Selbst beim Telefonieren
mit einem Smartphone kann man immer noch hören: „Der hat doch einfach
aufgelegt“. Wie soll das eigentlich gehen? Bestenfalls drückt man die Taste zum
Beenden oder wischt einfach über das Display. Trotzdem versteht jeder den
gemeinten Sachverhalt. Das Gespräch ist beendet. Wie auch immer das gemeint
war.
Natürlich hörte beim Geld schon
immer die Freundschaft auf. Da wird genau auf Heller und Pfennig abgerechnet.
Kein Mensch fragt sich dabei, wieso Heller und Pfennig? Haben wir nicht bereits
seit dem Jahr 2000 Euro und Cent? Doch egal, die Bilanz muss einfach stimmen.
Und wenn an einer Stelle in
der Gesellschaft die Mittel knapp sind, kommt prompt der Ruf, meistens aus der
Opposition: „Da muss der Staat doch einfach mal „Geld in die Hand nehmen“, um
diesen Zustand zu beenden. Wer nimmt
denn in solchen Größenordnungen noch Geld in die Hand? Dafür ist längst
der elektronische Zahlungsverkehr üblich, bei dem die Geldströme weltweit
bewegt werden. Selbst Brot und
Brötchen beim Bäcker werden immer häufiger mit EC-Karten bezahlt.

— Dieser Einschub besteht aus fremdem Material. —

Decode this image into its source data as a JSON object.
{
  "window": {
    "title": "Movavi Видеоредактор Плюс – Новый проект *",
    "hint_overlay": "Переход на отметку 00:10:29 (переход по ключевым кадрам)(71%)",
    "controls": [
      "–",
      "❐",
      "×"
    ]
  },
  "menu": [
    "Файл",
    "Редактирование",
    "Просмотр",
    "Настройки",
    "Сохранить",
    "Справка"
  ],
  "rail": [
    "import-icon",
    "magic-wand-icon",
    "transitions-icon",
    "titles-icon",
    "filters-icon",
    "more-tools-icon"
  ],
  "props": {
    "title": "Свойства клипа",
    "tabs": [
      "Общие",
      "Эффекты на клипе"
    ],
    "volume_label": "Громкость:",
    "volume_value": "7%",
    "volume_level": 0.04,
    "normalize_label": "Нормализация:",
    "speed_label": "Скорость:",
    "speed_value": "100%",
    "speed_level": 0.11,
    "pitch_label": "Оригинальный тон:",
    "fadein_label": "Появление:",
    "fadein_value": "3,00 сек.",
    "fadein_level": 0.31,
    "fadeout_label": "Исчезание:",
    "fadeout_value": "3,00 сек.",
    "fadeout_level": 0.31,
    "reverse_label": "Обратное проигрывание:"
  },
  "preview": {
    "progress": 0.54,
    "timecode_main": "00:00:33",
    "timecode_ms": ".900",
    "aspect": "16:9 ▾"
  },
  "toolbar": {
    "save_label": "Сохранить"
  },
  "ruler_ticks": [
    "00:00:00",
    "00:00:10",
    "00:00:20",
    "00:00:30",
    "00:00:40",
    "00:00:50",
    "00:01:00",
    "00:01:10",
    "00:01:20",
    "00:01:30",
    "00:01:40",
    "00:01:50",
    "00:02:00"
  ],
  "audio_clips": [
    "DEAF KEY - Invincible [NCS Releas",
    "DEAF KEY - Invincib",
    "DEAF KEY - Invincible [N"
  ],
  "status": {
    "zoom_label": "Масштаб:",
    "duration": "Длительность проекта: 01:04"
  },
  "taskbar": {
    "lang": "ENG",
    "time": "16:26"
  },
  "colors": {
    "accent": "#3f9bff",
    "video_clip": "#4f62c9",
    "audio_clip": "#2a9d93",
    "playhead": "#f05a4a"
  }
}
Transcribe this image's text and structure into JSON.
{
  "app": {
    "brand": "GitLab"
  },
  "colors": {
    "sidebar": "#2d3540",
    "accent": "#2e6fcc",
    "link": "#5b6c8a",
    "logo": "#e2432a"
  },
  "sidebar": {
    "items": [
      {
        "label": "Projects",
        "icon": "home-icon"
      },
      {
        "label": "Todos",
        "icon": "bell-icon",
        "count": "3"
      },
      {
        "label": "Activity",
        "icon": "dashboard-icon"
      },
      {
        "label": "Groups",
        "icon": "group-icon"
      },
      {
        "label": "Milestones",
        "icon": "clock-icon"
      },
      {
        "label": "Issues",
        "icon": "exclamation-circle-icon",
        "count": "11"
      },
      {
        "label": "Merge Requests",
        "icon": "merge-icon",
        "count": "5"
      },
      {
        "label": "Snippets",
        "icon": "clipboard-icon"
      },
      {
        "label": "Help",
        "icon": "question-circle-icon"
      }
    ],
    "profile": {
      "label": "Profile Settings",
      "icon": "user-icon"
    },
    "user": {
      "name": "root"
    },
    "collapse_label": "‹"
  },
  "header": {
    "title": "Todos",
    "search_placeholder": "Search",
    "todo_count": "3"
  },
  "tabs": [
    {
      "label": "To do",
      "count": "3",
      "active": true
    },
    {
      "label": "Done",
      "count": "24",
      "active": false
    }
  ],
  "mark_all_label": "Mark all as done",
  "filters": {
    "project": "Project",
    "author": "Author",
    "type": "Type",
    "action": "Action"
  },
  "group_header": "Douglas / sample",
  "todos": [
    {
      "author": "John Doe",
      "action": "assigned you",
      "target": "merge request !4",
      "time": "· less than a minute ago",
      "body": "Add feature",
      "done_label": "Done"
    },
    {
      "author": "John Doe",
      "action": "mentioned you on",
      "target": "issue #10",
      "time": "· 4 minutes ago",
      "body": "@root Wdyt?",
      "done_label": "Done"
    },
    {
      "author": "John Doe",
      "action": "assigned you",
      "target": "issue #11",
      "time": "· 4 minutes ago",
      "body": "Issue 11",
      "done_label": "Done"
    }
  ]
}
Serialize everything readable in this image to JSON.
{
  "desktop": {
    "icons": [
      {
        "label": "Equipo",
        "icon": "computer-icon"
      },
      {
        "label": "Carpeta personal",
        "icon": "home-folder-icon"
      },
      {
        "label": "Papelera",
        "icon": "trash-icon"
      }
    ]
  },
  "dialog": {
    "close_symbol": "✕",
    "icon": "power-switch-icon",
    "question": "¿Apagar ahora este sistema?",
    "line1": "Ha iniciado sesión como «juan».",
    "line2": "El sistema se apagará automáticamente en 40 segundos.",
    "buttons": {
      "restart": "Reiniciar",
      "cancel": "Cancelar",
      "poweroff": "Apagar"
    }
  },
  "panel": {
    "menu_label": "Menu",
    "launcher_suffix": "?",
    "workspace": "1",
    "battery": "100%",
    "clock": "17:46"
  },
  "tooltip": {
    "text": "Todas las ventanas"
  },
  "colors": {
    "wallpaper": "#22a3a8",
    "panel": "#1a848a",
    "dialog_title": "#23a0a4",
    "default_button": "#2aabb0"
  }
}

Wer heute
noch größere Summen Bargeld in die Hand nimmt, der macht sich leicht verdächtig,
mit „Schwarzgeld“ zu hantieren. Deshalb wird ja zunehmend die Forderung nach
der Abschaffung des Bargeldes sehr kontrovers diskutiert. Trotzdem weiß jeder,
was damit gemeint ist.
Sicher sind Ihnen allen
auch schon einmal solche oder ähnliche Bezeichnungen aufgefallen. Meistens
denken wir uns gar nichts dabei. Es ist wie es ist. Das gehört zu unserer
Sprache und zu unserem Leben. Manchmal ändern sich die Inhalte im Laufe der
Zeit und trotzdem behalten wir die alten Bezeichnungen bei. Manchmal werden
einfach neue Namen für alte Dinge erfunden und geprägt. Was vorgestern noch "Spitze" war, war gestern eher "cool" und ist heute "Mega geil" und morgen, wer weiß das
schon?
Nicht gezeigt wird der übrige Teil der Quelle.